И мы отнюдь не избавились от ящиков с землей. Обычно Соломон в завершение всех трудов усаживался. водном из них, когда, невзирая на его вопли, он извлекался из сада через полчаса после остальных. Саджи неизменно пользовалась ящиком. Пользоваться садом – верх неблаговоспитанности, сказала она, и ей непонятно, где могли котята приобрести такую гадкую привычку. К ящику наведывались все, перед тем как лечь спать. То есть все, кроме Соломона, – часа в два ночи обычно было слышно, как он старается прокопать дно своего ящика.
Это порождало еще одну проблему в сложном деле содержания кошек – добывание земли для ящиков. Хотя тут, пожалуй, более точным словом будет риск, а не проблема. В конце‑то концов проблему я решала просто: дважды в неделю после ожесточенного спора с Чарльзом, почему бы этого не сделать ему, я отправлялась с тачкой и лопатой в лес накопать перегноя. Риск заключался в том, что все кошки обязательно желали пойти со мной.
Что бы я ни предпринимала, уйти незамеченной мне не удавалось. Иногда я оставляла тачку за калиткой и выжидала удобного момента, а потом прокрадывалась наружу и катила ее в лес. Тщетно! Кто‑нибудь вел слежку. Из‑под веток сирени, так удобно нависавшей над краем крыши угольного сарая, демонстративно прячась за углом дровяного навеса или – если это был Соломон – просто сидя в тачке.
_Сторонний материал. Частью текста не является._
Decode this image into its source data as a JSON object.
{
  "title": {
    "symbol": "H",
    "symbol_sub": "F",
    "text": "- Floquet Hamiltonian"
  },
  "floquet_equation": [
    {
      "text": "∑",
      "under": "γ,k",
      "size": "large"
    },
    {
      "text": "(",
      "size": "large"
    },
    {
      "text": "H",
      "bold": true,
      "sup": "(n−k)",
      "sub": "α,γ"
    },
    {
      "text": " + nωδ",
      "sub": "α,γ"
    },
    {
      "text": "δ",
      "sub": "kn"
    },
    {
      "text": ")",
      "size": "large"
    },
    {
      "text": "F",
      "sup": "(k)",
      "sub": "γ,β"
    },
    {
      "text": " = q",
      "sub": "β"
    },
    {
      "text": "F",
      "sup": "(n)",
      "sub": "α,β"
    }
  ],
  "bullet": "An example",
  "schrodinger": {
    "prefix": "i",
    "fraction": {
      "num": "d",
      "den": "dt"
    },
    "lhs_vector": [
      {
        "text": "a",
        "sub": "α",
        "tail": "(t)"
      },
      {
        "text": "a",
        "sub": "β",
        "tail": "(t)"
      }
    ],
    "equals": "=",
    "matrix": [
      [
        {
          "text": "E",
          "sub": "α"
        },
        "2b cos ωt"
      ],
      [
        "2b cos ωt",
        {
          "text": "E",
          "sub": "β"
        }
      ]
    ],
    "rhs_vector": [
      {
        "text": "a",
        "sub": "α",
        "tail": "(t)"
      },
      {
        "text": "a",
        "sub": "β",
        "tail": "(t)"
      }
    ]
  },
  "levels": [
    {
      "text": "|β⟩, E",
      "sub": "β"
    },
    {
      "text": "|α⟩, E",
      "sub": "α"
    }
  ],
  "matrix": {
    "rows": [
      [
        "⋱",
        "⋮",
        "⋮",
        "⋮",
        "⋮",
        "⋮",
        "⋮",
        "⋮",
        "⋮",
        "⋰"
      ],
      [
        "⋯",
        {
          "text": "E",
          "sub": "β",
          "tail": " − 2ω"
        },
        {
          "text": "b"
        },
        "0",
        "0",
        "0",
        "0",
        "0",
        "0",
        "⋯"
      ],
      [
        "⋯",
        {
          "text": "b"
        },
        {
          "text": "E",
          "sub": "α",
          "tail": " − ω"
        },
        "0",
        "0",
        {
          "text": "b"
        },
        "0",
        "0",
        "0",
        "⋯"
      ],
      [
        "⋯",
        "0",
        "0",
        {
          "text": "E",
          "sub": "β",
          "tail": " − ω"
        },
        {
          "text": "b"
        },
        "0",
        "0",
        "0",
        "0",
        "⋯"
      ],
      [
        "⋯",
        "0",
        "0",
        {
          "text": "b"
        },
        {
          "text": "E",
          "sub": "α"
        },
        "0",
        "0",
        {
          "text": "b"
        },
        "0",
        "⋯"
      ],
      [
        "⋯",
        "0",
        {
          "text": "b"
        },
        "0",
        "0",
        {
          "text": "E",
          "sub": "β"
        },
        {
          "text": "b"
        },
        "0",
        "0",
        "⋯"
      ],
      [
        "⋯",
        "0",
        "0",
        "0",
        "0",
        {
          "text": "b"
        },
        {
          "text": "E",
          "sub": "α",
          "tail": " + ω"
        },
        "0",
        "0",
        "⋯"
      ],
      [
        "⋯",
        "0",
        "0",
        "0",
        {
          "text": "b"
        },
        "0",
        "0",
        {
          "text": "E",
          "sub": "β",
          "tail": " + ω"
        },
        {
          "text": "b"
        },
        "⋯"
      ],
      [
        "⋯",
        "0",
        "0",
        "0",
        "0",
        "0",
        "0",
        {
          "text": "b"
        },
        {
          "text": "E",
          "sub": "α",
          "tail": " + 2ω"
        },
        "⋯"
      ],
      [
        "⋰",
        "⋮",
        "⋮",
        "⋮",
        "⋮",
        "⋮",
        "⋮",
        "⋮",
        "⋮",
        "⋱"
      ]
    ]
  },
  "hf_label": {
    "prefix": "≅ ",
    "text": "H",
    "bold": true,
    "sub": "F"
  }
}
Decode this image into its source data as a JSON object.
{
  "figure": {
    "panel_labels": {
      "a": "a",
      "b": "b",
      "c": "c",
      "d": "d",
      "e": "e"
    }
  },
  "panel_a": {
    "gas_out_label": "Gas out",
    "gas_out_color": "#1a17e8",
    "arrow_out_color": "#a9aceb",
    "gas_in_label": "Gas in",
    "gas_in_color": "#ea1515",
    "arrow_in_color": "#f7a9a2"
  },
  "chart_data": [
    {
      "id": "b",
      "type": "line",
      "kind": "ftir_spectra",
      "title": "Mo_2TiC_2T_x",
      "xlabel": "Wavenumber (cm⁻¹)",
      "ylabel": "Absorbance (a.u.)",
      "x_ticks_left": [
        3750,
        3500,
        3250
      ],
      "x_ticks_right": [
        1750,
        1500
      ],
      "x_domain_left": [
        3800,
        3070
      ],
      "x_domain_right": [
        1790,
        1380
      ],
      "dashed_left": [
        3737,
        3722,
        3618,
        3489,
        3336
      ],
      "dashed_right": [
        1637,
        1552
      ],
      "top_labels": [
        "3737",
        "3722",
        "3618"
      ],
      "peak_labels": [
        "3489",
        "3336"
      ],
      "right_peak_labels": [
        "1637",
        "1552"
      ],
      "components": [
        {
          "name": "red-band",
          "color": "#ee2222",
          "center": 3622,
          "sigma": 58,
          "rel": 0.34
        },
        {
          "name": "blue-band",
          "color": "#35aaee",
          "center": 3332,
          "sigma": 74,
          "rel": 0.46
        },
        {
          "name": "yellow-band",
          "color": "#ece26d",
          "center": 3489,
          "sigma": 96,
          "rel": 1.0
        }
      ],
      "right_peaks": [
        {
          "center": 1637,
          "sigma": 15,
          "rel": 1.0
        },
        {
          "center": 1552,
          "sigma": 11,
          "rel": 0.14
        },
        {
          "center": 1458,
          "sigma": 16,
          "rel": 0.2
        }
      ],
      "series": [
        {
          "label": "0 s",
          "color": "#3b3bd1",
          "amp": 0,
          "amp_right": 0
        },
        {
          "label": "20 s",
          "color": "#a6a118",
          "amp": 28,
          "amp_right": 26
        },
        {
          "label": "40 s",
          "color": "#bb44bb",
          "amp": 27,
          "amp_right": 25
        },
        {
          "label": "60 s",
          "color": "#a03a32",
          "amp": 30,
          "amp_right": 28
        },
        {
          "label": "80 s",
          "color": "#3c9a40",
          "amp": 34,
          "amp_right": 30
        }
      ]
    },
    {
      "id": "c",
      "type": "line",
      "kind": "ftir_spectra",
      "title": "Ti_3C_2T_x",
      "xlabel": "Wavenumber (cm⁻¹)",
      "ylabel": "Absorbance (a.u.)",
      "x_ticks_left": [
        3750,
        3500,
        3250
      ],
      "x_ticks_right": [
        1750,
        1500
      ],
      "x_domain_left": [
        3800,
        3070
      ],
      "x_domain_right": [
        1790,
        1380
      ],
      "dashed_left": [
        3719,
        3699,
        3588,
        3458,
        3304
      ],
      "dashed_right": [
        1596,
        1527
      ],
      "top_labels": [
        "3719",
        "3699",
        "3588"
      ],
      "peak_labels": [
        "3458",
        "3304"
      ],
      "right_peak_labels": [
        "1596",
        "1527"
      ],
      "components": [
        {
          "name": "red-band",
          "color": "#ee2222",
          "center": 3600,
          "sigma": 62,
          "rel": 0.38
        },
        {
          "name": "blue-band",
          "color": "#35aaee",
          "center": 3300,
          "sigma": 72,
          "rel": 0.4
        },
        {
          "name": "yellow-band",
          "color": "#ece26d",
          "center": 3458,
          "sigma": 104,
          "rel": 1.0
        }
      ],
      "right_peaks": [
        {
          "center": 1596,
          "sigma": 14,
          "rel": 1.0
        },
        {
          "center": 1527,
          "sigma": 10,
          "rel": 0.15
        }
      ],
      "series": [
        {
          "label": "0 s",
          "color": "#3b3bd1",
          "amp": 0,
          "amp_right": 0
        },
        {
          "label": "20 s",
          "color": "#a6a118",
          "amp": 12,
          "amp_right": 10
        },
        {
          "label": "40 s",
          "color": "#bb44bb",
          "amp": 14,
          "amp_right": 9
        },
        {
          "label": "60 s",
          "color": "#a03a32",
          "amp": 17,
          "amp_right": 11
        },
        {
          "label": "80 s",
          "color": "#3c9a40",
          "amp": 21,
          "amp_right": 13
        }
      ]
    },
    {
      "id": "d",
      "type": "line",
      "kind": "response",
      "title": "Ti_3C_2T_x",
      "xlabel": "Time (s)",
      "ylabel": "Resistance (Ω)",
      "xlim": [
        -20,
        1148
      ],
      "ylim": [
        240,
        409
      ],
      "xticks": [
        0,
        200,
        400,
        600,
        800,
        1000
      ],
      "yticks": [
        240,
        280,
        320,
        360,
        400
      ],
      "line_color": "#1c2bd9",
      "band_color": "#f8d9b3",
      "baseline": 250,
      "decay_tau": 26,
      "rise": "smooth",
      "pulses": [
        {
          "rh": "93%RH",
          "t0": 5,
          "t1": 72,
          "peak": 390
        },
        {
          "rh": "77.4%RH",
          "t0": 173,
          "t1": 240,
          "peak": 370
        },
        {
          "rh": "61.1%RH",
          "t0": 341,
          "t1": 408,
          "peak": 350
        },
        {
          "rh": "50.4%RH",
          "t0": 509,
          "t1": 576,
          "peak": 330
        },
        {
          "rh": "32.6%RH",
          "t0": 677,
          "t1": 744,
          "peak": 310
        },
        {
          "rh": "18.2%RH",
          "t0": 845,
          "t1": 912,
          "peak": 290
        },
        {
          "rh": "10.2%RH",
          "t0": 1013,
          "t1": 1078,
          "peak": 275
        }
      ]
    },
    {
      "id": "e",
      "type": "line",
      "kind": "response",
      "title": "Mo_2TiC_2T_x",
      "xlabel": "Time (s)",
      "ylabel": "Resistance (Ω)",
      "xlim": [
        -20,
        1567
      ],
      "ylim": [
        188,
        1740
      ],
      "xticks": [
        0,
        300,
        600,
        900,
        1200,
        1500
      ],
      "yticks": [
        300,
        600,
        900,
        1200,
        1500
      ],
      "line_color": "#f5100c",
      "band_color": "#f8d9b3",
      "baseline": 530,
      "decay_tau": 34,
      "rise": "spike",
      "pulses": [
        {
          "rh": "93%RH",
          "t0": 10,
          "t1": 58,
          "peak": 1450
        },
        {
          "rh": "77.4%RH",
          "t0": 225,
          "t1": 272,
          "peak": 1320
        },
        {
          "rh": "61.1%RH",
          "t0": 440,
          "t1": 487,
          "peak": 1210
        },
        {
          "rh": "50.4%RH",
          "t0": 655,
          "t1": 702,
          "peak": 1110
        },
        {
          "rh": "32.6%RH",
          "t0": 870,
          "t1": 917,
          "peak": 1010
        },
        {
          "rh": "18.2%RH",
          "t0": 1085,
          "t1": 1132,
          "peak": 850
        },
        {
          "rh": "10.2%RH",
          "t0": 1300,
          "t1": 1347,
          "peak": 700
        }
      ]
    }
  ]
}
Путешествие в лес было достаточно скверным. Котята в тачке, котята, вываливающиеся из тачки, Саджи шагает рядом и кричит всем встречным: «Смотрите, как Мы Идем за Перегноем!» А через несколько минут кто‑то – обычно Соломон – отчаянно вопиет далеко позади: Подождите Его! Он Отстал!
Однако по пути туда они хотя бы знали, что идут куда‑то и это может быть интересно (теплая компания всегда старалась ничего не упустить), а потому мы обычно добирались до места всем скопом. Настоящие неприятности начинались на обратном пути, когда они огорченно соображали, что идут всего‑навсего домой.
Тут они принимались карабкаться на одно дерево за другим, утверждая, что останутся там и будут птичками, – все, кроме Соломона, который садился у ствола и объявлял, что будет грибом. Они прятались в высокой траве, а потом, пока я отчаянно звала их у одного края луга, неожиданно появлялись совсем с другой стороны, прыгая через маргаритки точно стадо кенгуру. Они без конца устраивали засады друг на друга. Один подкрадывался медленно‑медленно, другой приближался еще медленнее, так что игра эта могла тянуться бесконечно, и особенно если засада устраивалась на кошечку – она не любила, чтобы на нее откуда‑то прыгали, и сразу же удалялась в обратном направлении. Даже когда мы возвращались в лоно цивилизации, они продолжали бесчинствовать. Задерживались у каждой калитки и либо вопили (и Саджи в том числе), чтобы я вернулась за ними – они Боятся Пройти Мимо, либо, если внутри было что‑то интересное (младенец в коляске, открытая входная дверь) всей оравой входили внутрь, чтобы поглядеть что и как.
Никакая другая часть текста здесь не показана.